There have been many governments that have committed great wrongs through history but today Prof. Heffernan limited his discussion to the American experience of slavery and to our treatment of Native Americans. He was inspired to write this talk after reading a newspaper column which presented a romanticized, incomplete picture of American history, one that that did not even attempt to come to terms with these stains on our past.
Both these historic events were calamitous and continue to cast a long shadow on history and on the lives of succeeding generations, so much so that many have advocated for some type of reparations to be made. It was this specific issue, and the question of whether reparations are in fact realistic, that was the focus of Prof. Heffernan’s talk today.

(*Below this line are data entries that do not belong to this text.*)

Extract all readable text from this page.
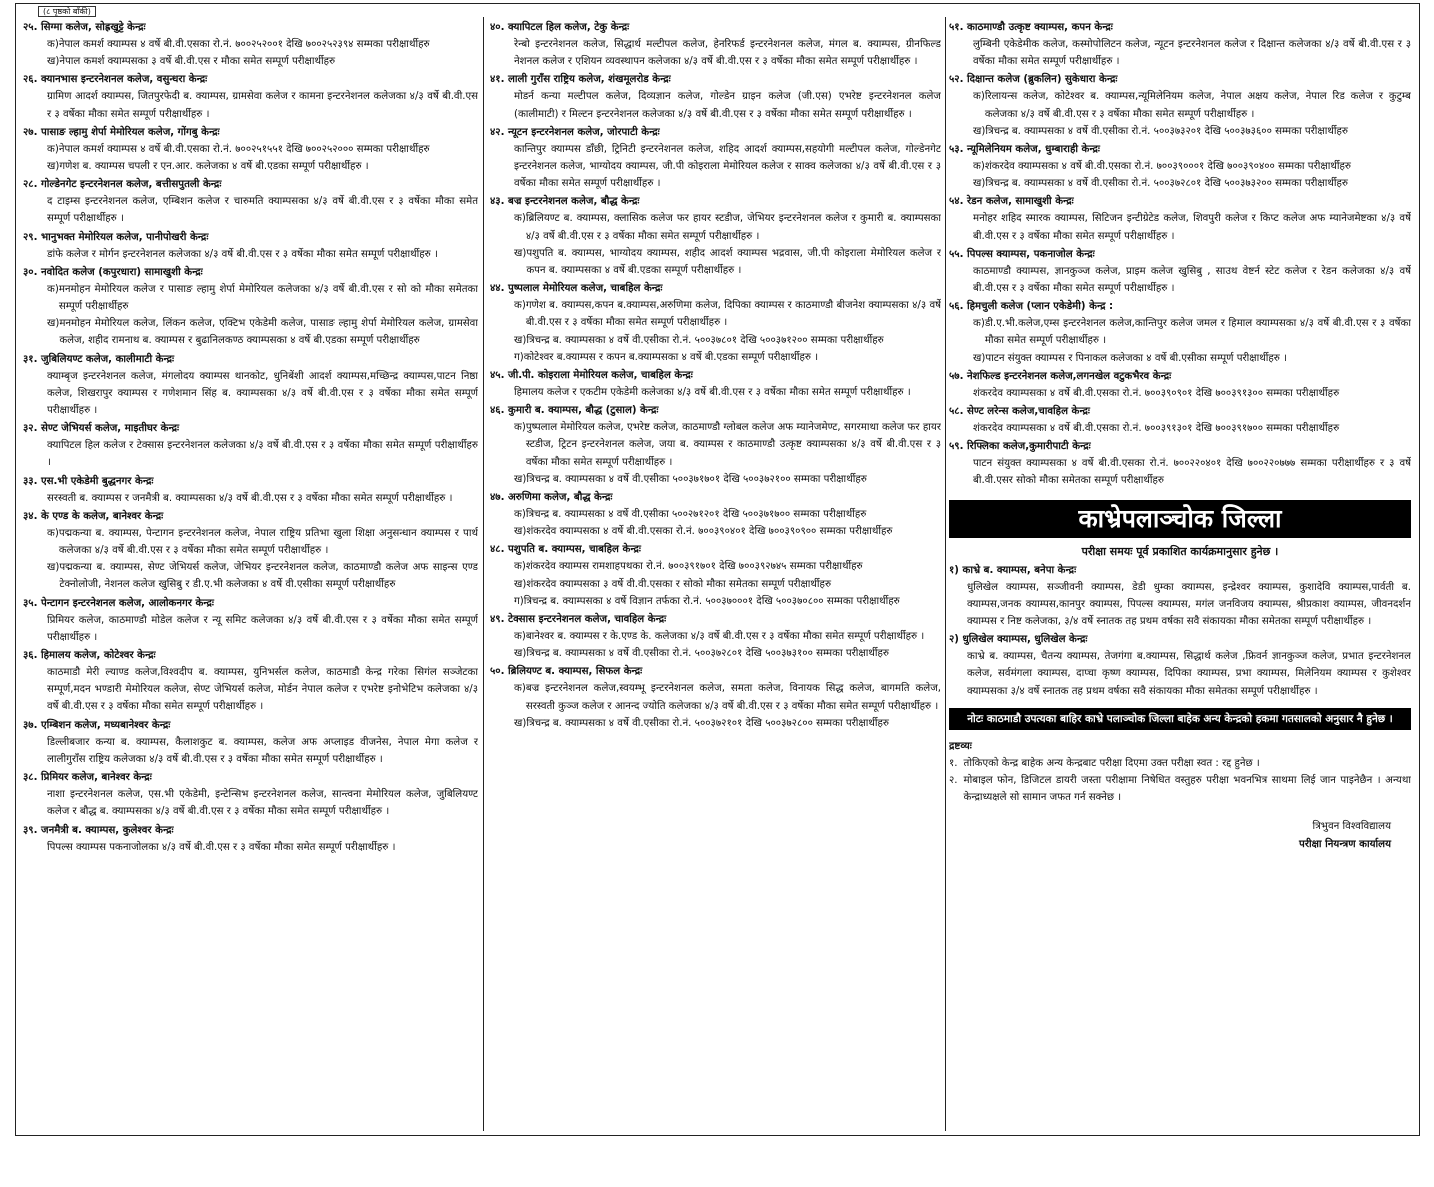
(८ पृष्ठको बाँकी)
२५. सिग्मा कलेज, सोह्रखुट्टे केन्द्रः
क) नेपाल कमर्श क्याम्पस ४ वर्षे बी.वी.एसका रो.नं. ७००२५२००१ देखि ७००२५२३९४ सम्मका परीक्षार्थीहरु
ख) नेपाल कमर्श क्याम्पसका ३ वर्षे बी.वी.एस र मौका समेत सम्पूर्ण परीक्षार्थीहरु
२६. क्यानभास इन्टरनेशनल कलेज, वसुन्धरा केन्द्रः
ग्रामिण आदर्श क्याम्पस, जितपुरफेदी ब. क्याम्पस, ग्रामसेवा कलेज र कामना इन्टरनेशनल कलेजका ४/३ वर्षे बी.वी.एस र ३ वर्षेका मौका समेत सम्पूर्ण परीक्षार्थीहरु ।
२७. पासाङ ल्हामु शेर्पा मेमोरियल कलेज, गोंगबु केन्द्रः
क) नेपाल कमर्श क्याम्पस ४ वर्षे बी.वी.एसका रो.नं. ७००२५१५५१ देखि ७००२५२००० सम्मका परीक्षार्थीहरु
ख) गणेश ब. क्याम्पस चपली र एन.आर. कलेजका ४ वर्षे बी.एडका सम्पूर्ण परीक्षार्थीहरु ।
२८. गोल्डेनगेट इन्टरनेशनल कलेज, बत्तीसपुतली केन्द्रः
द टाइम्स इन्टरनेशनल कलेज, एम्बिशन कलेज र चारुमति क्याम्पसका ४/३ वर्षे बी.वी.एस र ३ वर्षेका मौका समेत सम्पूर्ण परीक्षार्थीहरु ।
२९. भानुभक्त मेमोरियल कलेज, पानीपोखरी केन्द्रः
डांफे कलेज र मोर्गन इन्टरनेशनल कलेजका ४/३ वर्षे बी.वी.एस र ३ वर्षेका मौका समेत सम्पूर्ण परीक्षार्थीहरु ।
३०. नवोदित कलेज (कपुरधारा) सामाखुशी केन्द्रः
क) मनमोहन मेमोरियल कलेज र पासाङ ल्हामु शेर्पा मेमोरियल कलेजका ४/३ वर्षे बी.वी.एस र सो को मौका समेतका सम्पूर्ण परीक्षार्थीहरु
ख) मनमोहन मेमोरियल कलेज, लिंकन कलेज, एक्टिभ एकेडेमी कलेज, पासाङ ल्हामु शेर्पा मेमोरियल कलेज, ग्रामसेवा कलेज, शहीद रामनाथ ब. क्याम्पस र बुढानिलकण्ठ क्याम्पसका ४ वर्षे बी.एडका सम्पूर्ण परीक्षार्थीहरु
३१. जुबिलियण्ट कलेज, कालीमाटी केन्द्रः
क्याम्बृज इन्टरनेशनल कलेज, मंगलोदय क्याम्पस थानकोट, धुनिबेंशी आदर्श क्याम्पस,मच्छिन्द्र क्याम्पस,पाटन निष्ठा कलेज, शिखरापुर क्याम्पस र गणेशमान सिंह ब. क्याम्पसका ४/३ वर्षे बी.वी.एस र ३ वर्षेका मौका समेत सम्पूर्ण परीक्षार्थीहरु ।
३२. सेण्ट जेभियर्स कलेज, माइतीघर केन्द्रः
क्यापिटल हिल कलेज र टेक्सास इन्टरनेशनल कलेजका ४/३ वर्षे बी.वी.एस र ३ वर्षेका मौका समेत सम्पूर्ण परीक्षार्थीहरु ।
३३. एस.भी एकेडेमी बुद्धनगर केन्द्रः
सरस्वती ब. क्याम्पस र जनमैत्री ब. क्याम्पसका ४/३ वर्षे बी.वी.एस र ३ वर्षेका मौका समेत सम्पूर्ण परीक्षार्थीहरु ।
३४. के एण्ड के कलेज, बानेश्वर केन्द्रः
क) पद्मकन्या ब. क्याम्पस, पेन्टागन इन्टरनेशनल कलेज, नेपाल राष्ट्रिय प्रतिभा खुला शिक्षा अनुसन्धान क्याम्पस र पार्थ कलेजका ४/३ वर्षे बी.वी.एस र ३ वर्षेका मौका समेत सम्पूर्ण परीक्षार्थीहरु ।
ख) पद्मकन्या ब. क्याम्पस, सेण्ट जेभियर्स कलेज, जेभियर इन्टरनेशनल कलेज, काठमाण्डौ कलेज अफ साइन्स एण्ड टेक्नोलोजी, नेशनल कलेज खुसिबु र डी.ए.भी कलेजका ४ वर्षे वी.एसीका सम्पूर्ण परीक्षार्थीहरु
३५. पेन्टागन इन्टरनेशनल कलेज, आलोकनगर केन्द्रः
प्रिमियर कलेज, काठमाण्डौ मोडेल कलेज र न्यू समिट कलेजका ४/३ वर्षे बी.वी.एस र ३ वर्षेका मौका समेत सम्पूर्ण परीक्षार्थीहरु ।
३६. हिमालय कलेज, कोटेश्वर केन्द्रः
काठमाडौ मेरी ल्याण्ड कलेज,विश्वदीप ब. क्याम्पस, युनिभर्सल कलेज, काठमाडौ केन्द्र गरेका सिगंल सञ्जेटका सम्पूर्ण,मदन भण्डारी मेमोरियल कलेज, सेण्ट जेभियर्स कलेज, मोर्डन नेपाल कलेज र एभरेष्ट इनोभेटिभ कलेजका ४/३ वर्षे बी.वी.एस र ३ वर्षेका मौका समेत सम्पूर्ण परीक्षार्थीहरु ।
३७. एम्बिशन कलेज, मध्यबानेश्वर केन्द्रः
डिल्लीबजार कन्या ब. क्याम्पस, कैलाशकुट ब. क्याम्पस, कलेज अफ अप्लाइड वीजनेस, नेपाल मेगा कलेज र लालीगुराँस राष्ट्रिय कलेजका ४/३ वर्षे बी.वी.एस र ३ वर्षेका मौका समेत सम्पूर्ण परीक्षार्थीहरु ।
३८. प्रिमियर कलेज, बानेश्वर केन्द्रः
नाशा इन्टरनेशनल कलेज, एस.भी एकेडेमी, इन्टेन्सिभ इन्टरनेशनल कलेज, सान्त्वना मेमोरियल कलेज, जुबिलियण्ट कलेज र बौद्ध ब. क्याम्पसका ४/३ वर्षे बी.वी.एस र ३ वर्षेका मौका समेत सम्पूर्ण परीक्षार्थीहरु ।
३९. जनमैत्री ब. क्याम्पस, कुलेश्वर केन्द्रः
पिपल्स क्याम्पस पकनाजोलका ४/३ वर्षे बी.वी.एस र ३ वर्षेका मौका समेत सम्पूर्ण परीक्षार्थीहरु ।
४०. क्यापिटल हिल कलेज, टेकु केन्द्रः
रेन्बो इन्टरनेशनल कलेज, सिद्धार्थ मल्टीपल कलेज, हेनरिफर्ड इन्टरनेशनल कलेज, मंगल ब. क्याम्पस, ग्रीनफिल्ड नेशनल कलेज र एशियन व्यवस्थापन कलेजका ४/३ वर्षे बी.वी.एस र ३ वर्षेका मौका समेत सम्पूर्ण परीक्षार्थीहरु ।
४१. लाली गुराँस राष्ट्रिय कलेज, शंखमूलरोड केन्द्रः
मोडर्न कन्या मल्टीपल कलेज, दिव्यज्ञान कलेज, गोल्डेन ग्राइन कलेज (जी.एस) एभरेष्ट इन्टरनेशनल कलेज (कालीमाटी) र मिल्टन इन्टरनेशनल कलेजका ४/३ वर्षे बी.वी.एस र ३ वर्षेका मौका समेत सम्पूर्ण परीक्षार्थीहरु ।
४२. न्यूटन इन्टरनेशनल कलेज, जोरपाटी केन्द्रः
कान्तिपुर क्याम्पस डाँछी, ट्रिनिटी इन्टरनेशनल कलेज, शहिद आदर्श क्याम्पस,सहयोगी मल्टीपल कलेज, गोल्डेनगेट इन्टरनेशनल कलेज, भाग्योदय क्याम्पस, जी.पी कोइराला मेमोरियल कलेज र साक्व कलेजका ४/३ वर्षे बी.वी.एस र ३ वर्षेका मौका समेत सम्पूर्ण परीक्षार्थीहरु ।
४३. बज्र इन्टरनेशनल कलेज, बौद्ध केन्द्रः
क) ब्रिलियण्ट ब. क्याम्पस, क्लासिक कलेज फर हायर स्टडीज, जेभियर इन्टरनेशनल कलेज र कुमारी ब. क्याम्पसका ४/३ वर्षे बी.वी.एस र ३ वर्षेका मौका समेत सम्पूर्ण परीक्षार्थीहरु ।
ख) पशुपति ब. क्याम्पस, भाग्योदय क्याम्पस, शहीद आदर्श क्याम्पस भद्रवास, जी.पी कोइराला मेमोरियल कलेज र कपन ब. क्याम्पसका ४ वर्षे बी.एडका सम्पूर्ण परीक्षार्थीहरु ।
४४. पुष्पलाल मेमोरियल कलेज, चाबहिल केन्द्रः
क) गणेश ब. क्याम्पस,कपन ब.क्याम्पस,अरुणिमा कलेज, दिपिका क्याम्पस र काठमाण्डौ बीजनेश क्याम्पसका ४/३ वर्षे बी.वी.एस र ३ वर्षेका मौका समेत सम्पूर्ण परीक्षार्थीहरु ।
ख) त्रिचन्द्र ब. क्याम्पसका ४ वर्षे वी.एसीका रो.नं. ५००३७८०१ देखि ५००३७१२०० सम्मका परीक्षार्थीहरु
ग) कोटेश्वर ब.क्याम्पस र कपन ब.क्याम्पसका ४ वर्षे बी.एडका सम्पूर्ण परीक्षार्थीहरु ।
४५. जी.पी. कोइराला मेमोरियल कलेज, चाबहिल केन्द्रः
हिमालय कलेज र एकटीम एकेडेमी कलेजका ४/३ वर्षे बी.वी.एस र ३ वर्षेका मौका समेत सम्पूर्ण परीक्षार्थीहरु ।
४६. कुमारी ब. क्याम्पस, बौद्ध (टुसाल) केन्द्रः
क) पुष्पलाल मेमोरियल कलेज, एभरेष्ट कलेज, काठमाण्डौ ग्लोबल कलेज अफ म्यानेजमेण्ट, सगरमाथा कलेज फर हायर स्टडीज, ट्रिटन इन्टरनेशनल कलेज, जया ब. क्याम्पस र काठमाण्डौ उत्कृष्ट क्याम्पसका ४/३ वर्षे बी.वी.एस र ३ वर्षेका मौका समेत सम्पूर्ण परीक्षार्थीहरु ।
ख) त्रिचन्द्र ब. क्याम्पसका ४ वर्षे वी.एसीका ५००३७१७०१ देखि ५००३७२१०० सम्मका परीक्षार्थीहरु
४७. अरुणिमा कलेज, बौद्ध केन्द्रः
क) त्रिचन्द्र ब. क्याम्पसका ४ वर्षे वी.एसीका ५००२७१२०१ देखि ५००३७१७०० सम्मका परीक्षार्थीहरु
ख) शंकरदेव क्याम्पसका ४ वर्षे बी.वी.एसका रो.नं. ७००३९०४०१ देखि ७००३९०९०० सम्मका परीक्षार्थीहरु
४८. पशुपति ब. क्याम्पस, चाबहिल केन्द्रः
क) शंकरदेव क्याम्पस रामशाहपथका रो.नं. ७००३९१७०१ देखि ७००३९२७४५ सम्मका परीक्षार्थीहरु
ख) शंकरदेव क्याम्पसका ३ वर्षे वी.वी.एसका र सोको मौका समेतका सम्पूर्ण परीक्षार्थीहरु
ग) त्रिचन्द्र ब. क्याम्पसका ४ वर्षे विज्ञान तर्फका रो.नं. ५००३७०००१ देखि ५००३७०८०० सम्मका परीक्षार्थीहरु
४९. टेक्सास इन्टरनेशनल कलेज, चावहिल केन्द्रः
क) बानेश्वर ब. क्याम्पस र के.एण्ड के. कलेजका ४/३ वर्षे बी.वी.एस र ३ वर्षेका मौका समेत सम्पूर्ण परीक्षार्थीहरु ।
ख) त्रिचन्द्र ब. क्याम्पसका ४ वर्षे वी.एसीका रो.नं. ५००३७२८०१ देखि ५००३७३१०० सम्मका परीक्षार्थीहरु
५०. ब्रिलियण्ट ब. क्याम्पस, सिफल केन्द्रः
क) बज्र इन्टरनेशनल कलेज,स्वयम्भू इन्टरनेशनल कलेज, समता कलेज, विनायक सिद्ध कलेज, बागमति कलेज, सरस्वती कुञ्ज कलेज र आनन्द ज्योति कलेजका ४/३ वर्षे बी.वी.एस र ३ वर्षेका मौका समेत सम्पूर्ण परीक्षार्थीहरु ।
ख) त्रिचन्द्र ब. क्याम्पसका ४ वर्षे वी.एसीका रो.नं. ५००३७२१०१ देखि ५००३७२८०० सम्मका परीक्षार्थीहरु
५१. काठमाण्डौ उत्कृष्ट क्याम्पस, कपन केन्द्रः
लुम्बिनी एकेडेमीक कलेज, कस्मोपोलिटन कलेज, न्यूटन इन्टरनेशनल कलेज र दिक्षान्त कलेजका ४/३ वर्षे बी.वी.एस र ३ वर्षेका मौका समेत सम्पूर्ण परीक्षार्थीहरु ।
५२. दिक्षान्त कलेज (ब्रुकलिन) सुकेधारा केन्द्रः
क) रिलायन्स कलेज, कोटेश्वर ब. क्याम्पस,न्यूमिलेनियम कलेज, नेपाल अक्षय कलेज, नेपाल रिड कलेज र कुटुम्ब कलेजका ४/३ वर्षे बी.वी.एस र ३ वर्षेका मौका समेत सम्पूर्ण परीक्षार्थीहरु ।
ख) त्रिचन्द्र ब. क्याम्पसका ४ वर्षे वी.एसीका रो.नं. ५००३७३२०१ देखि ५००३७३६०० सम्मका परीक्षार्थीहरु
५३. न्यूमिलेनियम कलेज, धुम्बाराही केन्द्रः
क) शंकरदेव क्याम्पसका ४ वर्षे बी.वी.एसका रो.नं. ७००३९०००१ देखि ७००३९०४०० सम्मका परीक्षार्थीहरु
ख) त्रिचन्द्र ब. क्याम्पसका ४ वर्षे वी.एसीका रो.नं. ५००३७२८०१ देखि ५००३७३२०० सम्मका परीक्षार्थीहरु
५४. रेडन कलेज, सामाखुशी केन्द्रः
मनोहर शहिद स्मारक क्याम्पस, सिटिजन इन्टीग्रेटेड कलेज, शिवपुरी कलेज र किप्ट कलेज अफ म्यानेजमेष्टका ४/३ वर्षे बी.वी.एस र ३ वर्षेका मौका समेत सम्पूर्ण परीक्षार्थीहरु ।
५५. पिपल्स क्याम्पस, पकनाजोल केन्द्रः
काठमाण्डौ क्याम्पस, ज्ञानकुञ्ज कलेज, प्राइम कलेज खुसिबु , साउथ वेष्टर्न स्टेट कलेज र रेडन कलेजका ४/३ वर्षे बी.वी.एस र ३ वर्षेका मौका समेत सम्पूर्ण परीक्षार्थीहरु ।
५६. हिमचुली कलेज (प्लान एकेडेमी) केन्द्र :
क) डी.ए.भी.कलेज,एम्स इन्टरनेशनल कलेज,कान्तिपुर कलेज जमल र हिमाल क्याम्पसका ४/३ वर्षे बी.वी.एस र ३ वर्षेका मौका समेत सम्पूर्ण परीक्षार्थीहरु ।
ख) पाटन संयुक्त क्याम्पस र पिनाकल कलेजका ४ वर्षे बी.एसीका सम्पूर्ण परीक्षार्थीहरु ।
५७. नेशफिल्ड इन्टरनेशनल कलेज,लगनखेल वटुकभैरव केन्द्रः
शंकरदेव क्याम्पसका ४ वर्षे बी.वी.एसका रो.नं. ७००३९०९०१ देखि ७००३९१३०० सम्मका परीक्षार्थीहरु
५८. सेण्ट लरेन्स कलेज,चावहिल केन्द्रः
शंकरदेव क्याम्पसका ४ वर्षे बी.वी.एसका रो.नं. ७००३९१३०१ देखि ७००३९१७०० सम्मका परीक्षार्थीहरु
५९. रिफ्लिका कलेज,कुमारीपाटी केन्द्रः
पाटन संयुक्त क्याम्पसका ४ वर्षे बी.वी.एसका रो.नं. ७००२२०४०१ देखि ७००२२०७७७ सम्मका परीक्षार्थीहरु र ३ वर्षे बी.वी.एसर सोको मौका समेतका सम्पूर्ण परीक्षार्थीहरु
काभ्रेपलाञ्चोक जिल्ला
परीक्षा समयः पूर्व प्रकाशित कार्यक्रमानुसार हुनेछ ।
१) काभ्रे ब. क्याम्पस, बनेपा केन्द्रः
धुलिखेल क्याम्पस, सञ्जीवनी क्याम्पस, डेडी धुम्का क्याम्पस, इन्द्रेश्वर क्याम्पस, कुशादेवि क्याम्पस,पार्वती ब. क्याम्पस,जनक क्याम्पस,कानपुर क्याम्पस, पिपल्स क्याम्पस, मगंल जनविजय क्याम्पस, श्रीप्रकाश क्याम्पस, जीवनदर्शन क्याम्पस र निष्ट कलेजका, ३/४ वर्षे स्नातक तह प्रथम वर्षका सवै संकायका मौका समेतका सम्पूर्ण परीक्षार्थीहरु ।
२) धुलिखेल क्याम्पस, धुलिखेल केन्द्रः
काभ्रे ब. क्याम्पस, चैतन्य क्याम्पस, तेजगंगा ब.क्याम्पस, सिद्धार्थ कलेज ,फ्रिवर्न ज्ञानकुञ्ज कलेज, प्रभात इन्टरनेशनल कलेज, सर्वमंगला क्याम्पस, दाप्चा कृष्ण क्याम्पस, दिपिका क्याम्पस, प्रभा क्याम्पस, मिलेनियम क्याम्पस र कुशेश्वर क्याम्पसका ३/४ वर्षे स्नातक तह प्रथम वर्षका सवै संकायका मौका समेतका सम्पूर्ण परीक्षार्थीहरु ।
नोटः काठमाडौ उपत्यका बाहिर काभ्रे पलाञ्चोक जिल्ला बाहेक अन्य केन्द्रको हकमा गतसालको अनुसार नै हुनेछ ।
द्रष्टव्यः
१. तोकिएको केन्द्र बाहेक अन्य केन्द्रबाट परीक्षा दिएमा उक्त परीक्षा स्वत : रद्द हुनेछ ।
२. मोबाइल फोन, डिजिटल डायरी जस्ता परीक्षामा निषेधित वस्तुहरु परीक्षा भवनभित्र साथमा लिई जान पाइनेछैन । अन्यथा केन्द्राध्यक्षले सो सामान जफत गर्न सक्नेछ ।
त्रिभुवन विश्वविद्यालय
परीक्षा नियन्त्रण कार्यालय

Unlike, say, in a traffic accident, where it is possible to make the aggrieved party whole again, and to do so almost immediately, these historical events happened generations ago and their proximate victims are long dead. It isn’t even clear how to come up with a moral calculus that could fairly and accurately compensate their descendants. Instead, Heffernan advocates for broad scale social programs that help all people and would, therefore, effectively be of greater help to persons in need as a result of such historic wrongs.